The UT-Battelle board conducted an open, competitive search for a new director after Thom Mason announced he would be leaving to join Battelle after 10 years leading ORNL. Among the goals Zacharia outlined if he were chosen as director: leading ORNL to be the world’s premier research institution; building on the lab’s original sense of mission – winning World War II while pushing the boundaries of research – to reshape its creative energy for the future; celebrating a science and technology culture that encourages individuals to be the best in their fields; and pursuing institutional excellence that advances US leadership in neutron science, computing, materials, and nuclear science and engineering.
Zacharia’s appointment as director became effective July 1, after Mason was appointed senior vice president for laboratory operations at Battelle in Columbus, Ohio.
“Thomas has a compelling vision for the future of ORNL that is directly aligned with the U.S. Department of Energy’s strategic priorities,” said Joe DiPietro, chair of the UT-Battelle Board of Governors and president of the University of Tennessee.

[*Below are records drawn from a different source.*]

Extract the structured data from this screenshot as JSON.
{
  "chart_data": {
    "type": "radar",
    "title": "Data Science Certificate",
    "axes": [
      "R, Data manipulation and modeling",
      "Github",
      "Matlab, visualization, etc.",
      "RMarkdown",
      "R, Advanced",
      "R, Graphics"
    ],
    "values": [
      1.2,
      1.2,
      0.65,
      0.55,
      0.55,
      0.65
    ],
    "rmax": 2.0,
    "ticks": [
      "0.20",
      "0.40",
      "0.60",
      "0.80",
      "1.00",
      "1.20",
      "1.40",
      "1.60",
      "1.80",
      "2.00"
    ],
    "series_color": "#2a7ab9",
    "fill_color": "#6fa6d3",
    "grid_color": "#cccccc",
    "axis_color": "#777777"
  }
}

Zacharia came to ORNL in 1987 as a postdoctoral researcher after receiving his Ph.D. in engineering science from Clarkson University in New York. He also holds a master’s in materials science from the University of Mississippi and a bachelor’s in mechanical engineering from the National Institute of Technology in Karnataka, India.
When UT-Battelle became ORNL’s management and operating contractor in April 2000, Zacharia was director of the Computer Science and Mathematics Division. In 2001, he was named associate laboratory director for the new Computing and Computational Sciences Directorate, and over the next eight years he built a scientific enterprise that brought more than 500 new staff to Oak Ridge and opened the nation’s largest unclassified scientific computing center, the Oak Ridge Leadership Computing Facility, a user facility of DOE’s Office of Science.
Zacharia was named ORNL’s deputy for science and technology in 2009, responsible for the lab’s entire research and development portfolio. During his tenure, the lab has strengthened its translational energy programs, establishing the Nuclear Science and Engineering Directorate and the Energy and Environmental Sciences Directorate.
In 2012, Zacharia took a leave to serve as executive vice president of the Qatar Foundation for Education, Science and Community Development, overseeing research in energy and the environment, information and computing technology, life sciences and biomedical research, and social sciences, as well as leading the country’s science and technology park, which is home to more than 40 multi-national companies including GE, Microsoft and Siemens. He returned to ORNL in 2015, where he previously served as Deputy Lab Director for Science and Technology.